Obviously my personality isn’t the result of a single genetic variant. But I’ve learned that maintaining a high level of motivation and attention for long periods of time requires a few “tricks”. Since ~40% of the global population has the same rs4680 COMT variant, maybe you find yourself in the same boat.

  • Goal-setting. Mostly self-explanatory. I go back and forth on exact goal-setting methods, but currently I’m liking three month horizons for my main goals, with monthly sub-goals. The key to using goals is to enjoy the process, and not hang your happiness hat on completing the goal or not. Set an ambitious but doable goal that can be achieved with concrete consistent actions. Allow yourself to be happy while pursuing the goal. If you achieve it, pat yourself on the back, give yourself a treat, then set another goal. If you don’t, analyze the game and iterate your strategy.
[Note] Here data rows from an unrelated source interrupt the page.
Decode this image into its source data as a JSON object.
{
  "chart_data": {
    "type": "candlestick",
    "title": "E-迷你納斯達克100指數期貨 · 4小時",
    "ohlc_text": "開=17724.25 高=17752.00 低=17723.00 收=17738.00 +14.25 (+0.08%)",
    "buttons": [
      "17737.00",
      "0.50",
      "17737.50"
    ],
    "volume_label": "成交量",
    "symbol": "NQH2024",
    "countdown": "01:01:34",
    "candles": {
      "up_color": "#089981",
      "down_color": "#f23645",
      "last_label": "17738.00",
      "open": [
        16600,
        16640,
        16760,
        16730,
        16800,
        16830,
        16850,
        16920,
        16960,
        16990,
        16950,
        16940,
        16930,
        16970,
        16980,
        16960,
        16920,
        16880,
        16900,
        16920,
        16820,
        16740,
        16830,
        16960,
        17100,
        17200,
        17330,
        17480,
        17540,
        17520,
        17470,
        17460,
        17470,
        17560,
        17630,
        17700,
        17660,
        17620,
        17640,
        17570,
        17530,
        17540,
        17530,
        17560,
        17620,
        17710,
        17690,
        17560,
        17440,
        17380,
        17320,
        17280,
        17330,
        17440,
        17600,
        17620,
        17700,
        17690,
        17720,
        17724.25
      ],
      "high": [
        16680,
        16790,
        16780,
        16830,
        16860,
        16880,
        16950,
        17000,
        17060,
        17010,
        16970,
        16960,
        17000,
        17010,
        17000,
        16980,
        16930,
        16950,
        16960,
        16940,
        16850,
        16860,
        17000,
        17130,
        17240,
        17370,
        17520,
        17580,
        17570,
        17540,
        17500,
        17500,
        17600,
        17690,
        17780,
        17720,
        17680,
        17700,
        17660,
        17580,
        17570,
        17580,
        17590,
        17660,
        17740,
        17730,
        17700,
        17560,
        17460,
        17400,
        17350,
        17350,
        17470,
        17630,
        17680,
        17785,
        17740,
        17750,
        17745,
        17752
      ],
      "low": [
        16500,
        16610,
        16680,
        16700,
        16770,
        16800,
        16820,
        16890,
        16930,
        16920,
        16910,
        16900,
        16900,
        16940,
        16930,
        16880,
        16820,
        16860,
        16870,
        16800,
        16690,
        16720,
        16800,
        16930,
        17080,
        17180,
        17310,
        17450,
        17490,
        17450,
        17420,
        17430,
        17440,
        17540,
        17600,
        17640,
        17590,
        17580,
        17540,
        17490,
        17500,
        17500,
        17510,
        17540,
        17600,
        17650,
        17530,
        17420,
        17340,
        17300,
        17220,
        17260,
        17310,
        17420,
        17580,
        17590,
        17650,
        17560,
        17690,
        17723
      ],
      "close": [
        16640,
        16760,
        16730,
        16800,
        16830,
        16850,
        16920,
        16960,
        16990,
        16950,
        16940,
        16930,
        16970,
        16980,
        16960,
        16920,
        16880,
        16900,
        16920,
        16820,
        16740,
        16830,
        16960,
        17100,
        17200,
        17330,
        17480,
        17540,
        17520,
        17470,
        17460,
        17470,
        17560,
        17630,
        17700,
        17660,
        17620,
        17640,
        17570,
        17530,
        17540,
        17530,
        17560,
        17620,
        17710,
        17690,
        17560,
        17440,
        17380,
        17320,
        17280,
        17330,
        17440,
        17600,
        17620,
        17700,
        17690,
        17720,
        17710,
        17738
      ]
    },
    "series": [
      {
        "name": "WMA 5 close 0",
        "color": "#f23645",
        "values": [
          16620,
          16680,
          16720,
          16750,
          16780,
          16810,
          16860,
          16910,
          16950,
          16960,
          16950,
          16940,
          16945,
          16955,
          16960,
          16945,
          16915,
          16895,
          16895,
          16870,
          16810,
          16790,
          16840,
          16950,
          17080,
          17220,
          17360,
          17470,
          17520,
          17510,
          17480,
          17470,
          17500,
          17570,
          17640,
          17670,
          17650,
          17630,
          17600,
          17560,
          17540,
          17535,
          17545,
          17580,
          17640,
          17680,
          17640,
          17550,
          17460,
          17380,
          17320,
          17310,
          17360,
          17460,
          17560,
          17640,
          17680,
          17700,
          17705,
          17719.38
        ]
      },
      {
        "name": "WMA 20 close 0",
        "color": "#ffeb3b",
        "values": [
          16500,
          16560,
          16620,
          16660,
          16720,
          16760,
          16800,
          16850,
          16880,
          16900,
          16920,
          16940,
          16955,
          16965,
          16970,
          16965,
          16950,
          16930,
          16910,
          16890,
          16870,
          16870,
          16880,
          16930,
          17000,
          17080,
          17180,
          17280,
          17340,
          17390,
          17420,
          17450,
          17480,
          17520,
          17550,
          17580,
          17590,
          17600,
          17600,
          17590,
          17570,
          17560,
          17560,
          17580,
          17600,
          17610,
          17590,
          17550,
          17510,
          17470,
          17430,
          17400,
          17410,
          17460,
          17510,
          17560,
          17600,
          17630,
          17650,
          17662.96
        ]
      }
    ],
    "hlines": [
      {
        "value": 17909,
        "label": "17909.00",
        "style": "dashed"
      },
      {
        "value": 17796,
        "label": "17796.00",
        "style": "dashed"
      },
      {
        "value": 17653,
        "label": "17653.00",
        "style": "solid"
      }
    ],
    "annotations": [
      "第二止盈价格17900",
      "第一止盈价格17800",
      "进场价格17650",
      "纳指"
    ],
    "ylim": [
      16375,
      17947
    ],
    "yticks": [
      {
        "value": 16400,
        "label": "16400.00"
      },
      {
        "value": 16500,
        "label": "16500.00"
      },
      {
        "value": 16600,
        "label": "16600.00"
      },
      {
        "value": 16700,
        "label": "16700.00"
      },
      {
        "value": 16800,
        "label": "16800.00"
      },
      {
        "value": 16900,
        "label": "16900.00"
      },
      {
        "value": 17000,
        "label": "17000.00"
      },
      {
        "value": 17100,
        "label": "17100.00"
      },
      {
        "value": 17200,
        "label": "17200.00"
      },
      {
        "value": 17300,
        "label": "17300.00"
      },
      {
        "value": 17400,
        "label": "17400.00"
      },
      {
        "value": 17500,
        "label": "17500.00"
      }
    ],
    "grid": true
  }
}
  • Supplements. Lithium orotate up to 5mg daily to balance neurotransmitter health and stave off depression and anxiety. Fish oil for brain cell membrane permeability. Tyrosine up to 500mg/day for a direct dopamine boost. Collagen and other sources of glycine to support deep sleep and brain recovery.
  • Clean(ish) living. Too much alcohol, sugar, and refined carbs blunts motivation. Exercise amps it up. You don’t have to be a monk.
  • Death-framing. What’s important if I hold the reality of my own mortality in mind? Will I regret not getting those extra billable hours? More likely I’ll regret never attempting a particular writing or music project, or not visiting a friend, or not doing something fun with my family.

That’s about it. Hope that helps you, rs4680 G/G or whatever kind of mutant you are!